On Friday, though, Biden was spotted outside the West Wing, taking photographs with a staffer who was departing for the private sector. The president was unmasked.
“Are you enjoying your first day without masks?” a reporter asked.
The president answered with an unambiguous “Yes.”
The pandemic has presented plenty of opportunities for both virtue and vice signaling, especially when it comes to masks. The issue will likely persist, even with the new guidance. Millions of people, after all, remain unvaccinated. And many local governments, like the District of Columbia’s, still have mask mandates in place.
Unmasking will be especially welcome in the vaunted halls of Congress, where politicians, lobbyists and journalists have for months been tormented by the knowledge that an important person may be passing them in one of Capitol Hill’s narrow corridors, concealed by a face mask and thus impervious to appeals and entreaties.
On Friday, though, those halls were practically deserted, with only a few staffers — most of them unmasked — shuffling around, waiting for the weekend to begin.

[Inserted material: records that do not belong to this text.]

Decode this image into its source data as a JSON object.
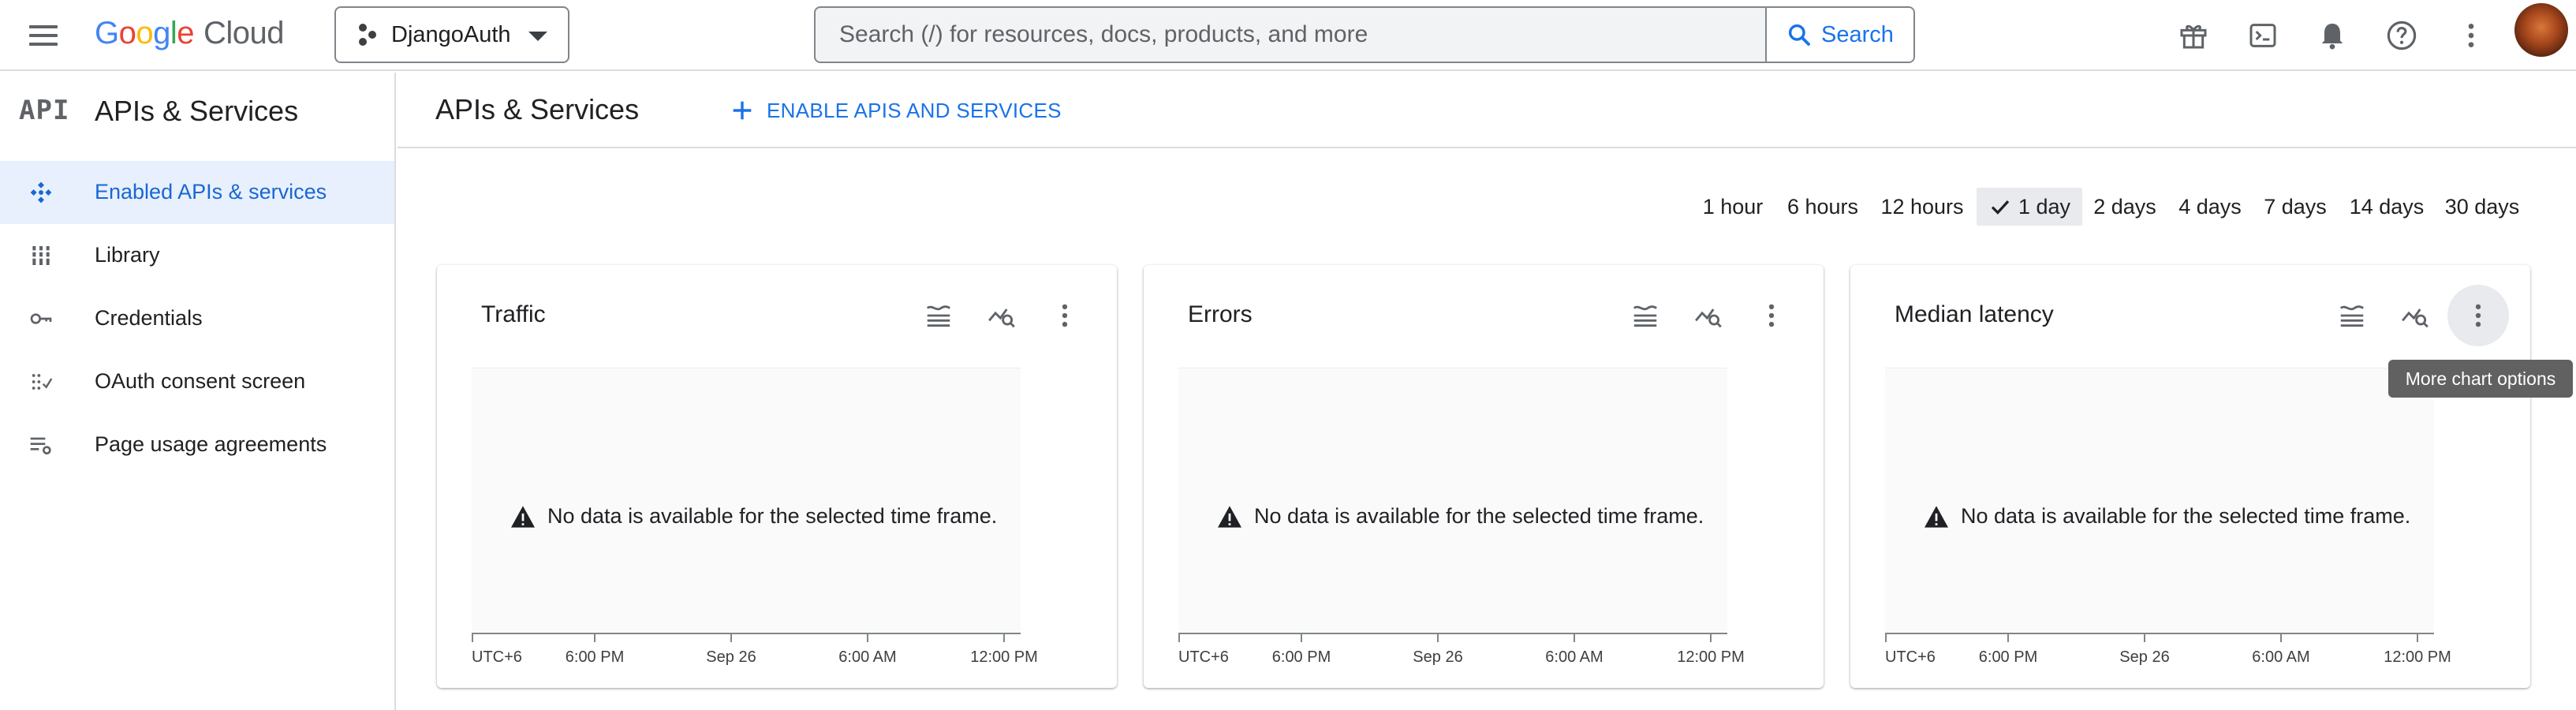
{
  "header": {
    "logo_letters": [
      "G",
      "o",
      "o",
      "g",
      "l",
      "e"
    ],
    "logo_cloud": "Cloud",
    "project": "DjangoAuth",
    "search_placeholder": "Search (/) for resources, docs, products, and more",
    "search_button": "Search",
    "icons": [
      "gift-icon",
      "cloud-shell-icon",
      "notifications-icon",
      "help-icon",
      "more-vert-icon",
      "account-avatar"
    ]
  },
  "sidebar": {
    "logo": "API",
    "title": "APIs & Services",
    "items": [
      {
        "label": "Enabled APIs & services",
        "icon": "enabled-apis-icon",
        "active": true
      },
      {
        "label": "Library",
        "icon": "library-icon",
        "active": false
      },
      {
        "label": "Credentials",
        "icon": "key-icon",
        "active": false
      },
      {
        "label": "OAuth consent screen",
        "icon": "oauth-consent-icon",
        "active": false
      },
      {
        "label": "Page usage agreements",
        "icon": "page-settings-icon",
        "active": false
      }
    ]
  },
  "main": {
    "title": "APIs & Services",
    "enable_button": "ENABLE APIS AND SERVICES",
    "time_ranges": [
      "1 hour",
      "6 hours",
      "12 hours",
      "1 day",
      "2 days",
      "4 days",
      "7 days",
      "14 days",
      "30 days"
    ],
    "selected_range": "1 day",
    "cards": [
      {
        "title": "Traffic",
        "no_data": "No data is available for the selected time frame.",
        "x_ticks": [
          "UTC+6",
          "6:00 PM",
          "Sep 26",
          "6:00 AM",
          "12:00 PM"
        ]
      },
      {
        "title": "Errors",
        "no_data": "No data is available for the selected time frame.",
        "x_ticks": [
          "UTC+6",
          "6:00 PM",
          "Sep 26",
          "6:00 AM",
          "12:00 PM"
        ]
      },
      {
        "title": "Median latency",
        "no_data": "No data is available for the selected time frame.",
        "x_ticks": [
          "UTC+6",
          "6:00 PM",
          "Sep 26",
          "6:00 AM",
          "12:00 PM"
        ]
      }
    ],
    "tooltip": "More chart options"
  },
  "colors": {
    "accent": "#1a73e8",
    "active_nav_bg": "#e8f0fe",
    "border": "#dadce0",
    "icon_gray": "#5f6368"
  }
}
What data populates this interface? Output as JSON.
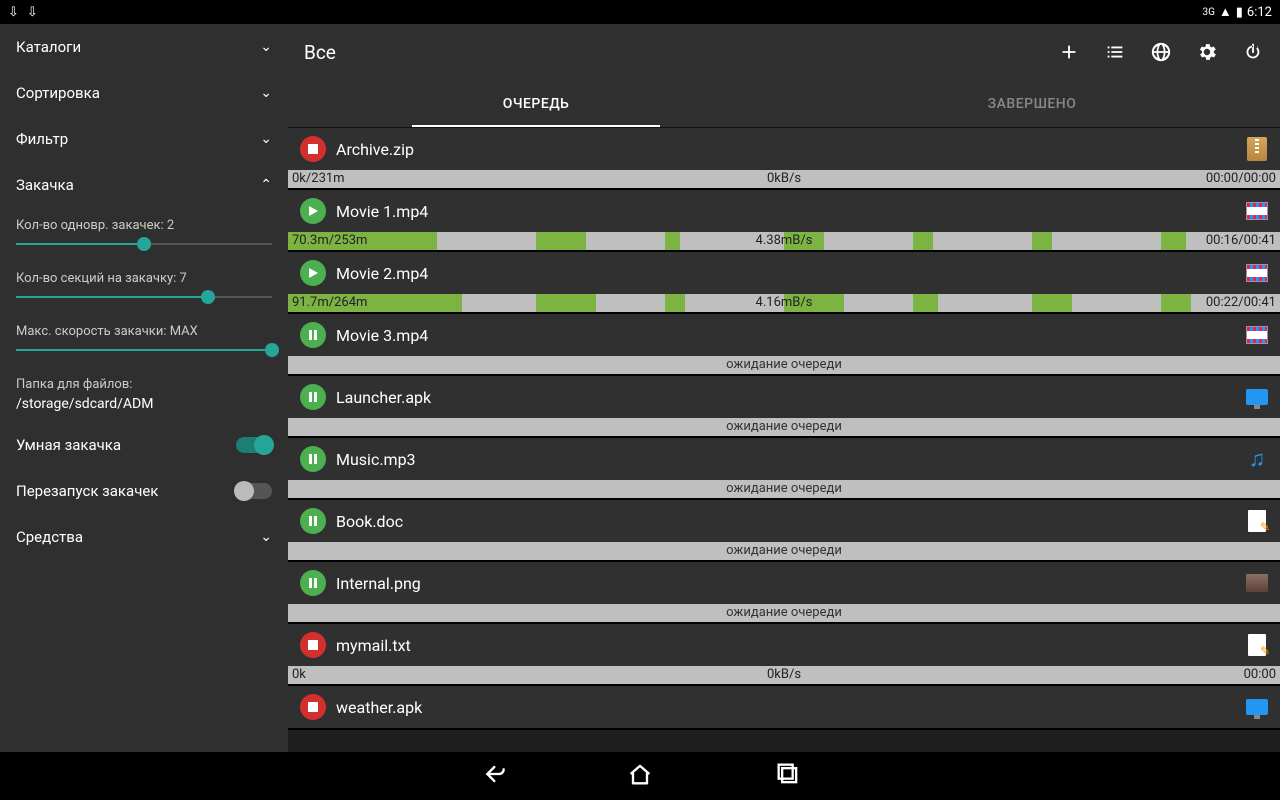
{
  "status": {
    "time": "6:12",
    "network": "3G"
  },
  "sidebar": {
    "items": {
      "catalogs": "Каталоги",
      "sorting": "Сортировка",
      "filter": "Фильтр",
      "download": "Закачка",
      "tools": "Средства"
    },
    "simultaneous": {
      "label": "Кол-во одновр. закачек: 2",
      "percent": 50
    },
    "sections": {
      "label": "Кол-во секций на закачку: 7",
      "percent": 75
    },
    "maxspeed": {
      "label": "Макс. скорость закачки: MAX",
      "percent": 100
    },
    "folder": {
      "label": "Папка для файлов:",
      "path": "/storage/sdcard/ADM"
    },
    "smart": "Умная закачка",
    "restart": "Перезапуск закачек"
  },
  "header": {
    "title": "Все"
  },
  "tabs": {
    "queue": "ОЧЕРЕДЬ",
    "done": "ЗАВЕРШЕНО"
  },
  "waiting_text": "ожидание очереди",
  "downloads": [
    {
      "name": "Archive.zip",
      "btn": "stop",
      "type": "zip",
      "left": "0k/231m",
      "center": "0kB/s",
      "right": "00:00/00:00",
      "segments": []
    },
    {
      "name": "Movie 1.mp4",
      "btn": "play",
      "type": "video",
      "left": "70.3m/253m",
      "center": "4.38mB/s",
      "right": "00:16/00:41",
      "segments": [
        [
          0,
          15
        ],
        [
          25,
          30
        ],
        [
          38,
          39.5
        ],
        [
          50,
          54
        ],
        [
          63,
          65
        ],
        [
          75,
          77
        ],
        [
          88,
          90.5
        ]
      ]
    },
    {
      "name": "Movie 2.mp4",
      "btn": "play",
      "type": "video",
      "left": "91.7m/264m",
      "center": "4.16mB/s",
      "right": "00:22/00:41",
      "segments": [
        [
          0,
          17.5
        ],
        [
          25,
          31
        ],
        [
          38,
          40
        ],
        [
          50,
          56
        ],
        [
          63,
          65.5
        ],
        [
          75,
          79
        ],
        [
          88,
          91
        ]
      ]
    },
    {
      "name": "Movie 3.mp4",
      "btn": "pause",
      "type": "video",
      "waiting": true
    },
    {
      "name": "Launcher.apk",
      "btn": "pause",
      "type": "app",
      "waiting": true
    },
    {
      "name": "Music.mp3",
      "btn": "pause",
      "type": "music",
      "waiting": true
    },
    {
      "name": "Book.doc",
      "btn": "pause",
      "type": "doc",
      "waiting": true
    },
    {
      "name": "Internal.png",
      "btn": "pause",
      "type": "image",
      "waiting": true
    },
    {
      "name": "mymail.txt",
      "btn": "stop",
      "type": "doc",
      "left": "0k",
      "center": "0kB/s",
      "right": "00:00",
      "segments": []
    },
    {
      "name": "weather.apk",
      "btn": "stop",
      "type": "app",
      "partial": true
    }
  ]
}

“Quiet around here,” Rep. Kevin Brady, R-Texas, who was unmasked, joked to a masked operator of the Capitol subway system. The charming subway cars can be cramped as legislators hurry back and forth between their offices to vote. But there were no votes on Friday, and so Brady had the car all to himself.
The Senate barbershop was quiet too, though fully in operation. “I’m excited,” said a hairdresser named Kim, who was vaccinated and wearing a mask as she gave this reporter an expert, much-needed haircut. Like many other Americans, she was glad that months of lockdown and isolation were coming to an end.